Committee for Justice (CFJ)
Geneva – December 2025
Geneva – December 2025
In the context of rapidly shifting human rights landscapes in the region – marked by a shrinking civic space and constant changes in how and where human rights work can be funded – Committee for Justice (CFJ), like many independent human rights organisations, is facing a series of accumulating challenges. These challenges have affected its ability to sustain some programs and projects in their previous form, and have made it necessary to reassess strategic priorities in order to safeguard the continuity of CFJ’s core work on documentation, accountability, and support to victims.
Within this context, CFJ has been compelled to close or suspend a number of projects that had been implemented in recent years, including its project on workers’ rights and labour conditions in Egypt. This project played an important role in documenting violations committed against workers, especially in highly precarious and repressive environments. The decision to discontinue it, in its previous format, is the result of several interrelated factors, including:
- the tightening of the legal and operational space for independent human rights work in Egypt and across the region;
- security and protection concerns affecting partners, beneficiaries and field teams;
- shifts in donor priorities that have produced funding gaps and required a difficult reallocation of limited resources;
- the need to focus efforts on other strategic tracks, such as comprehensive documentation of grave violations and engagement with African and UN accountability mechanisms.
In this regard, Committee for Justice wishes to underline the following:
- The closure or suspension of any project does not mean abandoning its issues. It is, instead, a reorganisation of resources and capacities. CFJ will strive to preserve, where possible, key research and documentation elements within its priority files, including economic and social rights and the situation of workers and precarious labour.
- All information and data collected under the workers’ rights project in Egypt remain an integral part of CFJ’s knowledge base. These materials will continue to inform reports, legal analyses, advocacy interventions and submissions to international and regional mechanisms, where circumstances allow and with full regard to the safety of victims, witnesses and sources.
- Within the constraints imposed by security risks and available resources, CFJ will continue to integrate workers’ issues and economic and social rights into its broader work, notably through:
- ongoing monitoring and documentation via CFJ platforms and tools;
- legal memoranda and reports submitted to UN and African mechanisms;
- advocacy efforts coordinated with local, regional and international partners.

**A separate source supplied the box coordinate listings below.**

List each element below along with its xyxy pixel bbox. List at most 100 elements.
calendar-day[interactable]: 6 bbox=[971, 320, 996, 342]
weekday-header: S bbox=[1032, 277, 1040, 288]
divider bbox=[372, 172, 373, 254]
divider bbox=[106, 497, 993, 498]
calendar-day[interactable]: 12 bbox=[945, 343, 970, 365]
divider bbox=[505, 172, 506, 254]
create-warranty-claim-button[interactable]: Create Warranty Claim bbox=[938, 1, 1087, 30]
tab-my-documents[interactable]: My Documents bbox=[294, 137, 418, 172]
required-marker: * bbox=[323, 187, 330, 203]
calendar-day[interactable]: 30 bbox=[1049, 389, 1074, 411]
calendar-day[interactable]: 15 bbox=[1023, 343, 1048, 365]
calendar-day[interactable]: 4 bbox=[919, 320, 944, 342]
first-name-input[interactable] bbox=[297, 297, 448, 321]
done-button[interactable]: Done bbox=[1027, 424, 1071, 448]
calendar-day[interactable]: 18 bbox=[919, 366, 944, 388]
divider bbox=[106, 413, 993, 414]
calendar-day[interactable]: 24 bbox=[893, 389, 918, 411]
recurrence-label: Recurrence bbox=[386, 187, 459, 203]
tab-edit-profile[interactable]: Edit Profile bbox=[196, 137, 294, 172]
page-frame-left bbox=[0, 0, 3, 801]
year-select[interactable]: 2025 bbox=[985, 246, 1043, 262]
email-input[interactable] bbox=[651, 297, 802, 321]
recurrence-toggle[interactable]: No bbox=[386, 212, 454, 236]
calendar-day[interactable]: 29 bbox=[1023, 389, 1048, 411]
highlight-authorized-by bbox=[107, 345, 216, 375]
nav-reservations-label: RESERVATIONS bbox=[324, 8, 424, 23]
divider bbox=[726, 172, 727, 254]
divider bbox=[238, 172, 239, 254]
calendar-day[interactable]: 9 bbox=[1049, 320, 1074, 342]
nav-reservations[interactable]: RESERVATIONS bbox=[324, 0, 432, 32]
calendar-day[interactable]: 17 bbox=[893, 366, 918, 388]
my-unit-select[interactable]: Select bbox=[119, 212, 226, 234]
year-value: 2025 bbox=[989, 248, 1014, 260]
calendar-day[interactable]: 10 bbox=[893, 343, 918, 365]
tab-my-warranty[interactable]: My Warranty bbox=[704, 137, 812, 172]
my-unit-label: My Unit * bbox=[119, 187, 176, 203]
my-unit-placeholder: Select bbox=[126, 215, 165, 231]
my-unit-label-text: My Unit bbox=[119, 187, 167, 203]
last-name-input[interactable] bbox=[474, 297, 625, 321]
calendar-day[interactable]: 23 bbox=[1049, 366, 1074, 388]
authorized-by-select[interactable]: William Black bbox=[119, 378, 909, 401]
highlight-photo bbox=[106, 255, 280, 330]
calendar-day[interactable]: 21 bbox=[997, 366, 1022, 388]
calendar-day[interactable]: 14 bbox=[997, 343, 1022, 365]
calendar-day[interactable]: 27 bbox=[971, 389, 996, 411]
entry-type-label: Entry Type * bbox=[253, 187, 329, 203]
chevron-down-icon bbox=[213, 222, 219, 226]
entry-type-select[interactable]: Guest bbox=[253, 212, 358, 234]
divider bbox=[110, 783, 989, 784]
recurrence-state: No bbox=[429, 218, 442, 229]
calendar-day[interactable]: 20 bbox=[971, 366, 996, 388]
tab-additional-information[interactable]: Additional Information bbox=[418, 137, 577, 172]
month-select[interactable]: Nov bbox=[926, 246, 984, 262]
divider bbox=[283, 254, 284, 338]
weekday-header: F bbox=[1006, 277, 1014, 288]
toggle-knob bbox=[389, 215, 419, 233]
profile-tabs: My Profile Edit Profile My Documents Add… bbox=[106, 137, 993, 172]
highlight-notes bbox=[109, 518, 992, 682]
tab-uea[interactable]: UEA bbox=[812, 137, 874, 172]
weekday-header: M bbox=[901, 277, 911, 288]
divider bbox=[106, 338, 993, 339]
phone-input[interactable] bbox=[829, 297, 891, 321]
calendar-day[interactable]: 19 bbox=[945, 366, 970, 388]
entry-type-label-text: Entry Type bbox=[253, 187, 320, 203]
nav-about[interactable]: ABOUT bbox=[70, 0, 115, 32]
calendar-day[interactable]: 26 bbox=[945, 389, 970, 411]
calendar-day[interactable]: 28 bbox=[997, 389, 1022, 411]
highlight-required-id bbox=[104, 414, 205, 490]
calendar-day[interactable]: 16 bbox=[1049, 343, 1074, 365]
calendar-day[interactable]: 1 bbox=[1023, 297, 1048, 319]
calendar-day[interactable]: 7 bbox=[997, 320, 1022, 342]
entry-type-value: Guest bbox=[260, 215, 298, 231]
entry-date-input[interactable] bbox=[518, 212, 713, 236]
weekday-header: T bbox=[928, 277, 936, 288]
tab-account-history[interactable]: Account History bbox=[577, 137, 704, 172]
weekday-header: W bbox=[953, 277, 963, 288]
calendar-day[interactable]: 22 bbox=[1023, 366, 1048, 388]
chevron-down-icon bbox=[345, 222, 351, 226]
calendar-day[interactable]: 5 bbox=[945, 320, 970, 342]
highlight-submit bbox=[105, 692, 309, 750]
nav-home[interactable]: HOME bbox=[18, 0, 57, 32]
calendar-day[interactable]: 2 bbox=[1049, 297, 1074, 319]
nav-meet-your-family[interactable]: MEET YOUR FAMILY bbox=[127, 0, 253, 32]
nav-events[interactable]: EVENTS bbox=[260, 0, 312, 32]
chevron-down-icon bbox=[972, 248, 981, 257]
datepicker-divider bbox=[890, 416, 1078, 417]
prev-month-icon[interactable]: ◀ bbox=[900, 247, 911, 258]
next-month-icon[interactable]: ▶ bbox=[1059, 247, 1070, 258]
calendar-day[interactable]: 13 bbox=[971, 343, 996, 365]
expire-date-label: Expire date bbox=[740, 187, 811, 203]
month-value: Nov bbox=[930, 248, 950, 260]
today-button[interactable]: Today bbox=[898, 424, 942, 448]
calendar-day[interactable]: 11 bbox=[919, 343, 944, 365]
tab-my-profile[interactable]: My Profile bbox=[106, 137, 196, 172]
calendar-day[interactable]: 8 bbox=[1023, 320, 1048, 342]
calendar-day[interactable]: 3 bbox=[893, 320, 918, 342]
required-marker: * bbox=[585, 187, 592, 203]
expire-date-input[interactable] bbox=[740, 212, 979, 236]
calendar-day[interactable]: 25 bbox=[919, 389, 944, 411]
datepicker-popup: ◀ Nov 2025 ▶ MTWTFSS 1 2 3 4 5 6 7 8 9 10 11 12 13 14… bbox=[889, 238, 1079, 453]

- The financial, administrative and security pressures facing independent human rights organisations are not a purely internal matter. They are part of a broader attack on human rights in the region, aimed at drying up support for civil society and weakening its ability to continue its work—particularly in sensitive areas such as workers’ rights, economic rights and public freedoms.
At the same time, Committee for Justice is working to:
- develop a medium-term strategy to restructure its programs in a way that safeguards the core of its work on documentation and accountability, while preserving – as far as possible – an integrated approach linking civil and political rights with economic and social rights;
- explore new partnerships and coalitions that might, in future, enable the resumption or redevelopment of affected components, in a manner consistent with CFJ’s independence, transparency and human rights-based approach;
- continue public advocacy on the impact of repression on human rights organisations and on how shifting funding priorities directly affect the protection of victims and the most marginalised groups.
By sharing these realities with its partners and the broader public, Committee for Justice:
- reaffirms its principled commitment to victims and marginalised groups, including workers, who continue to face serious violations in the absence of effective national remedies;
- stresses that it will continue, to the fullest extent possible within existing constraints, to keep workers’ rights and economic and social rights visible within its research, documentation and advocacy before international and regional mechanisms;
- and calls on its partners, supporters and all those concerned with human rights to sustain and deepen solidarity and cooperation in confronting these structural challenges, so that victims’ voices remain heard and the struggle for justice and an end to impunity can continue.